Jacob thinks that his enemy likes this. The moans coming from the other man as he fucks Jacob against the Foot wall are proof of it.
It makes the other man smile to himself and he presses his face into Jacob's shoulder, lest he see. He hates every minute of this: He hates the way Jacob arches into him, he hates that stupid smirk that crosses his face when Jacob thinks that his enemy is here because he needs this. The truth is, he needs Jacob to think that he wants this, that he's weak enough to desire the basest of mortal urges.
This is the longest manipulation and sometimes even he forgets that he does this to see Jacob begging for something only his enemy can give.
***
The easiest, of course, was fooling a child. He would not think of his own mother, he told himself, as he took on the form of Emily Linus. They shared no similarities, his mother and Emily, and Jacob would laugh if he knew his enemy gave thought to being sentimental.
He retreats into the jungle to the sound of the boy's echoing cries. His own laughter rises up against it and he knows his ruse will lead the boy to Richard and then to Jacob and then he will have his loophole.
It's not the first time he has thought he found his loophole. But it is the first time he placed his hopes on a child
***
She was what the mortals would have called pretty, he supposed. And he lured her into the jungle, telling her he knew where her shipmates could find water, that she could save them all. He had every intention of taking her right there by the stream, of forcing himself upon her and watching her eyes widen as she realized what he was about to do. It would be better than anything he ever took from Jacob.
In the end, he doesn't do it. He kills her instead, smashing her pretty head into a tree.
He leaves the body on Jacob's doorstep. He brought her here. Let him deal with the mess.
***
The priest on one of those ships actually thought it was his own idea to ask for Richard's confession. The adviser came to their camp every day and tried to lead them in the way of Jacob's rules, but the priest only cared to lead Richard back to the way of God. Richard had blanched at the priest's suggestion and didn't even stop to ask how he knew before running off into the jungle.
He met Richard there, laughing until his sides hurt even as Richard cursed him and stumbled off toward the foot.
All it had taken was some whispers in the jungle to plant the thought in the priest's mind. The Voice of God, the priest surely thought. That was all it took to scare Jacob's pet, still clinging to his Catholic guilt.
He killed the priest and the rest of the shipwrecked crew the next day.

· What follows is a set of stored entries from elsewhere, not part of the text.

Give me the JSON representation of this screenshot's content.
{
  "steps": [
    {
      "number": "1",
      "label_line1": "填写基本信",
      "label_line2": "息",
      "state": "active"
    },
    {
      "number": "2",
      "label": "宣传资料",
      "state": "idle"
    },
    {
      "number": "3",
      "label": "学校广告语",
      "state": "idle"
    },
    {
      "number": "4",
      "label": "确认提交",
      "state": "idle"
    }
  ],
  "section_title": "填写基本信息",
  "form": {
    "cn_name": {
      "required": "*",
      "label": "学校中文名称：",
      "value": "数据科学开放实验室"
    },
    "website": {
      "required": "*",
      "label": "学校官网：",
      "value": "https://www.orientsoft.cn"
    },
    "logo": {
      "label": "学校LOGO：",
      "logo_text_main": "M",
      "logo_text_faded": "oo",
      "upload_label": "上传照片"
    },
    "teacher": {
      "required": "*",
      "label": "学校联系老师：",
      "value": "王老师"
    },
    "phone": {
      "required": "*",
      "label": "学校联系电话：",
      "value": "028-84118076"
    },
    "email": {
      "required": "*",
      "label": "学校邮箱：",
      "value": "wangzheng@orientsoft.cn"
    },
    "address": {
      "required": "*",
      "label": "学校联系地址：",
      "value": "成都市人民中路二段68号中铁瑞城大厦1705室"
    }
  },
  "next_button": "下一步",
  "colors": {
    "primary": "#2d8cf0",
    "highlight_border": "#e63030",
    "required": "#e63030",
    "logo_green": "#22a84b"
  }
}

He laughed as he did so, imagining the priest understanding this as the vengeance of God.
God did not exist on this island. And a cloud of smoke was its only vengeance.
***
The biggest deception, of course, is the one he tells himself. He tries to convince himself that he no longer wants to go home, that there is no longer anything waiting on him there. He could be happy, he tells himself, causing mayhem in the jungle and arguing with Jacob as a storm rolls in. It would be enough to wipe that annoying smirk off Jacob's face with a biting kiss and know that he's won.
But he has manipulated enough people to know when someone is being fooled, even himself. He wants Jacob dead, and he wants off this Island, and he wants to go home.
Sometimes he wonders if Jacob even remembers what he's keeping his enemy from. After all, it's easy to forget beginnings when one is so concerned with the end.